Marianne Kearney, Indonesia – In A bid to halt rampant illegal logging, Indonesia's Forestry Minister has announced a proposal to put a ban on all log exports from Indonesia until it can guarantee a sustainable logging industry.

The proposal comes amid increasing pressure from Indonesia's international donors to curb illegal logging which has decimated national parks from Kalimantan to Sumatra to West Papua. If allowed to continue, Sumatra and Kalimantan's prime forests will be destroyed by 2010, according to a recent World Bank study.

But in order to curb illegal logging, log exports will have to be stopped completely, because, "we are not able to monitor who exports legal logs or illegal logs," said Minister Nurmahmudi Ismail.

The proposal of the ban by Mr Nurmahmudi is an open challenge to Asia, in particular Malaysia whose pulp and paper industry relies on buying illegal logs from Indonesia.

He charged that the illegal timber industry was supported by international companies exporting to Malaysia, Singapore and Japan. "Ask the international community how they will respond, whether they are responsible in the illegal logging practices or not? If they are serious in supporting us, they have to accept it." He said he hoped such a ban would reveal who is conducting the large-scale illegal trade of timber between Indonesia and Malaysia.
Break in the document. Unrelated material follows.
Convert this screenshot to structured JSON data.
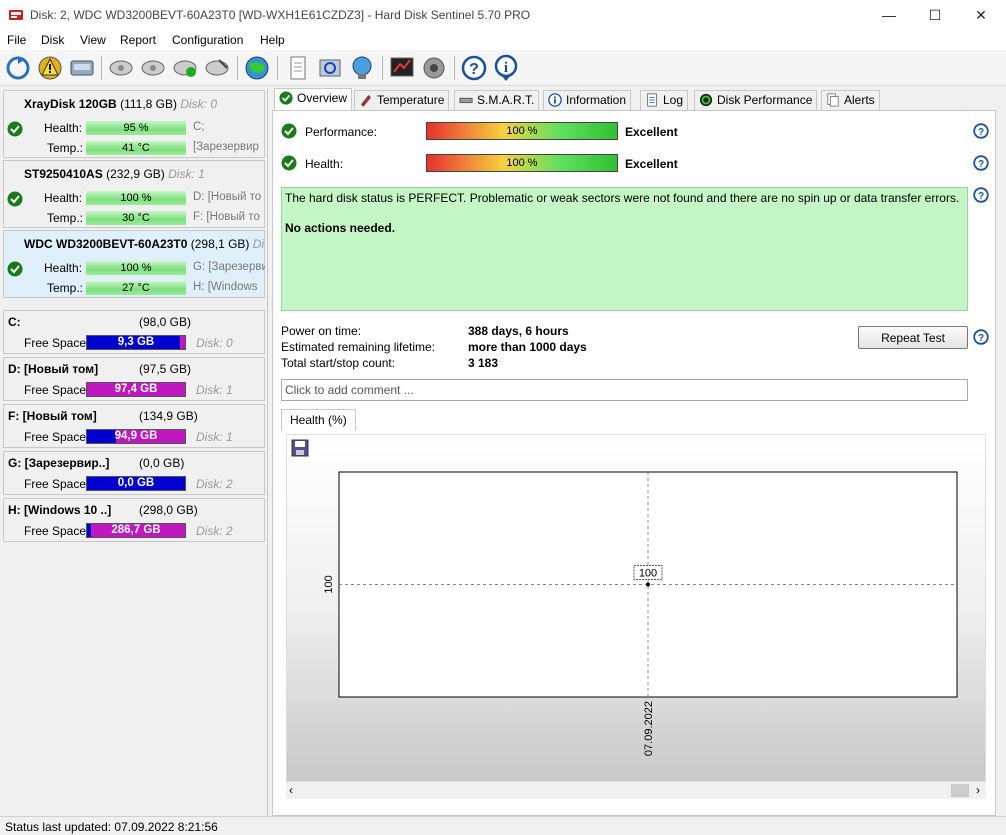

The Minister for Trade and Industry, Mr Luhut Panjaitan, has confirmed that Indonesia's economic team would decide by next week whether to impose the ban which would mean a loss of around US$1 billion a year from legal timber exports.

Enforcing the ban, however, could damage Malaysia's million-dollar pulp and paper industry, said commodities analysts and forestry officials who charge that Malaysia's pulp industry relies on buying illegal logs.

Indonesia's pulp and paper industry could also be affected as it also consumes vast amounts of illegally logged timber as well as timber cut from natural forests, said forestry experts.

Analysts are unsure exactly how much timber is smuggled between the Kalimantan-Sarawak border or from Sumatra but they estimate the trade to be worth as much as US$600 million per year.

Environmentalists doubt the ban will lessen the brisk timber trade across the Kalimantan-Sarawak border as smuggling was rampant even during the 1980s when a log export ban was in place.

"People will still be motivated to export because the price in the international market is higher than here, so there is still a lot of incentive to smuggle," said Mr Togu Manurung, a forest economist from the Natural Resources Management Programme.

"The problem of illegal logging is the problem of KKN and non-enforcement," he added, referring to the Indonesian acronym for corruption, collusion and nepotism.

Commodities experts said the ban may be more of a boost to the Indonesian pulp and paper industries rather than a solution to the problem of illegal logging. They said local pulp and paper industries will stand to benefit as timber prices drop.

Banning log exports also means there will be a generous supply of cheaper logs for the local pulp and paper mills. Mr Nurmahmudi has admitted that much of illegal logging was aided by corrupt forestry ministry officials as well as corrupt police and soldiers.